7. D'une part, il résulte de l'instruction que l'offre de la société Geotec s'élève à 522 035 euros soit à un prix inférieur de 206 605 euros à l'estimation du coût du marché, réalisée en interne par l'AP-HP, au vu des coûts d'un marché antérieur comportant des prestations similaires. Estimant que cette offre pourrait revêtir un caractère anormalement bas, l'AP-HP a fait usage des dispositions de l'article L. 21526 du code de la commande publique et demandé à la société Geotec de lui transmettre toutes les précisions et justifications concernant la teneur de son offre et en particulier de justifier des prix unitaires proposés. Au regard des précisions apportées en réponse par cette société le 3 mai 2022, il ne résulte pas de l'instruction que le prix de l'offre aurait été manifestement sous-évalué et susceptible de compromettre la bonne exécution du marché.
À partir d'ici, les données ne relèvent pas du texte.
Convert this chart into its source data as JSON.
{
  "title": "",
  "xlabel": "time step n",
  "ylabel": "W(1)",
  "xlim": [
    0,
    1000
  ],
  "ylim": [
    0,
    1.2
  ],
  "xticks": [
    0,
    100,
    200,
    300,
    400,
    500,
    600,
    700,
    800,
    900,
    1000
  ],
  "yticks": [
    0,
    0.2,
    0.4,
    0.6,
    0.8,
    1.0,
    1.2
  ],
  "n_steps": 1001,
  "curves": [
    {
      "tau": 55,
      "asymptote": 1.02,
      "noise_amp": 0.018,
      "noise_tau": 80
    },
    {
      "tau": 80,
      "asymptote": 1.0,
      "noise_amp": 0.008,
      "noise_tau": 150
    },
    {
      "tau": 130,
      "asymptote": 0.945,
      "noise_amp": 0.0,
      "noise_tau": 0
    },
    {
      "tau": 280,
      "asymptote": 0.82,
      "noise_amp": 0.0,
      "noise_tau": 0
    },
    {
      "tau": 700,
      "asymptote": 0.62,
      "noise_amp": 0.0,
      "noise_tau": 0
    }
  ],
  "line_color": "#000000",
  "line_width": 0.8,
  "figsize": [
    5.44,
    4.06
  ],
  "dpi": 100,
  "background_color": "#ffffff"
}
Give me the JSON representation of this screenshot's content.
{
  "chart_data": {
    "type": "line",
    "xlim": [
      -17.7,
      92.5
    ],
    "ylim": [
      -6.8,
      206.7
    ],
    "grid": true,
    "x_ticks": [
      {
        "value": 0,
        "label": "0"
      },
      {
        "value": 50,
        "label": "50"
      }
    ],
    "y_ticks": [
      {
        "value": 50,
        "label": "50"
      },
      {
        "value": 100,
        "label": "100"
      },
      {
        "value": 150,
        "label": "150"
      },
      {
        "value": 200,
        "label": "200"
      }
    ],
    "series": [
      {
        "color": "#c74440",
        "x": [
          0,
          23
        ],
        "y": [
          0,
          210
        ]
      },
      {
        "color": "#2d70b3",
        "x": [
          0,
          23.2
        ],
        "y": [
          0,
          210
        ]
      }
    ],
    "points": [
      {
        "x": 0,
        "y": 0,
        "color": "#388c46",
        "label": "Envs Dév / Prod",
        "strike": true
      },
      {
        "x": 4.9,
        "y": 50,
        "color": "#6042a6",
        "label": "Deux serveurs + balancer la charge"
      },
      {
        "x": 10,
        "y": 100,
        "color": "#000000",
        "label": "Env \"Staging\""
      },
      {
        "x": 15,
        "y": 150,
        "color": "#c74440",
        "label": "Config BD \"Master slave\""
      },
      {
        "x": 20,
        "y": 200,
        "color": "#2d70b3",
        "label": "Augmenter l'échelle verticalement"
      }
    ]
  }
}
8. D'autre part, si la société requérante soutient que le détail estimatif des prix de la société attributaire du lot fait apparaître que cette dernière méconnaîtrait les recommandations de la caisse d'assurance retraite et de la santé au travail concernant le nombre d'intervenants pour des travaux en hauteur, ce qui aurait un effet sur les prix proposés dans son offre, elle n'assortit cet argument d'aucune précision permettant d'en apprécier le bien-fondé.

9. En dernier lieu, il n'appartient pas au juge du référé précontractuel, qui doit seulement se prononcer sur le respect, par le pouvoir adjudicateur, des obligations de publicité et de mise en concurrence auxquelles est soumise la passation d'un contrat, de se prononcer sur l'appréciation portée sur la valeur d'une offre ou les mérites respectifs des différentes offres. Il lui appartient, en revanche, lorsqu'il est saisi d'un moyen en ce sens, de vérifier que le pouvoir adjudicateur n'a pas dénaturé le contenu d'une offre en en méconnaissant ou en en altérant manifestement les termes et procédé ainsi à la sélection de l'attributaire du contrat en méconnaissance du principe fondamental d'égalité de traitement des candidats.
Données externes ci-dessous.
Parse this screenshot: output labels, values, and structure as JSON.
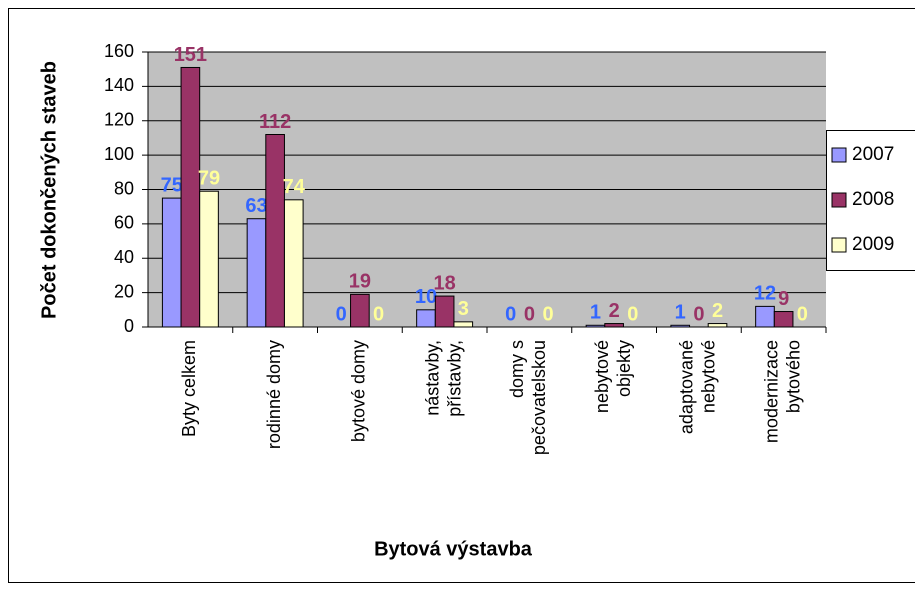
{
  "chart_data": {
    "type": "bar",
    "x_label": "Bytová výstavba",
    "y_label": "Počet dokončených staveb",
    "categories": [
      [
        "Byty celkem"
      ],
      [
        "rodinné domy"
      ],
      [
        "bytové domy"
      ],
      [
        "nástavby,",
        "přístavby,"
      ],
      [
        "domy s",
        "pečovatelskou"
      ],
      [
        "nebytové",
        "objekty"
      ],
      [
        "adaptované",
        "nebytové"
      ],
      [
        "modernizace",
        "bytového"
      ]
    ],
    "series": [
      {
        "name": "2007",
        "color": "#9999ff",
        "label_color": "#3366ff",
        "values": [
          75,
          63,
          0,
          10,
          0,
          1,
          1,
          12
        ]
      },
      {
        "name": "2008",
        "color": "#993366",
        "label_color": "#993366",
        "values": [
          151,
          112,
          19,
          18,
          0,
          2,
          0,
          9
        ]
      },
      {
        "name": "2009",
        "color": "#ffffcc",
        "label_color": "#ffff99",
        "values": [
          79,
          74,
          0,
          3,
          0,
          0,
          2,
          0
        ]
      }
    ],
    "ylim": [
      0,
      160
    ],
    "yticks": [
      0,
      20,
      40,
      60,
      80,
      100,
      120,
      140,
      160
    ],
    "grid": true,
    "plot_background": "#c0c0c0",
    "legend": "right"
  }
}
10. Il résulte de l'instruction que la société Akila Ingénierie a obtenu une note de 0/60 pour le critère du prix. Si la société requérante soutient que son offre comportait des prix proches de ceux de la société attributaire du marché, de sorte qu'elle aurait dû obtenir une meilleure note sur ce critère, une telle argumentation est inopérante devant le juge du référé précontractuel dont l'office n'est pas, ainsi que cela ressort des principes mentionnés au point précédent, d'apprécier les mérites respectifs des offres remises au pouvoir adjudicateur.
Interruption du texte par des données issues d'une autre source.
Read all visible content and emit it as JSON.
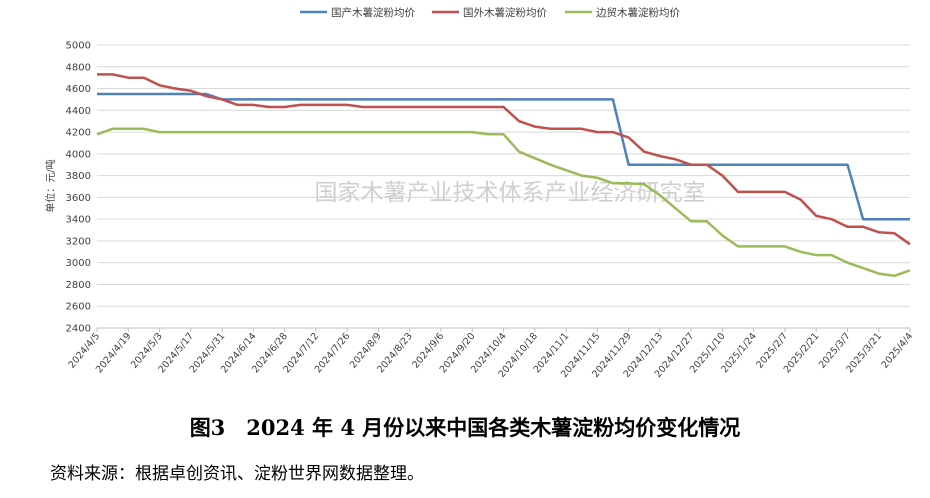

11. Il résulte de ce qui précède que les conclusions de la société Akila Ingénierie tendant à l'annulation de la procédure menée pour le lot n°1 de la consultation doivent être rejetées.

Sur les conclusions à fin d'injonction :

12. La société Akila Ingénierie demande au juge des référés d'enjoindre à l'AP-HP de communiquer le détail quantitatif estimatif établi dans le cadre du lot n°1. Or, la société requérante n'a pas saisi l'AP-HP d'une telle demande qui, en cas de refus, aurait dû, en tout état de cause, donner lieu à une demande d'avis sur la communication dudit document auprès de la commission administrative des documents administratifs en application de l'article L. 342-1 du code des relations entre le public et l'administration. Par suite, de telles conclusions à fin d'injonction sont irrecevables et doivent être rejetées.

O R D O N N E :

Article 1er : La requête de la société Akila Ingénierie est rejetée.
Article 2 : La présente ordonnance sera notifiée à la société Akila Ingénierie, à l'Assistance publique - Hôpitaux de Paris et à la société Geotec.
Fait à Paris, le 28 juillet 2022.
Le juge des référés,
P. A

La République mande et ordonne au ministre de la Santé et de la Prévention, en ce qui le concerne, ou à tous commissaires de justice à ce requis en ce qui concerne les voies de droit commun, contre les parties privées, de pourvoir à l'exécution de la présente décision.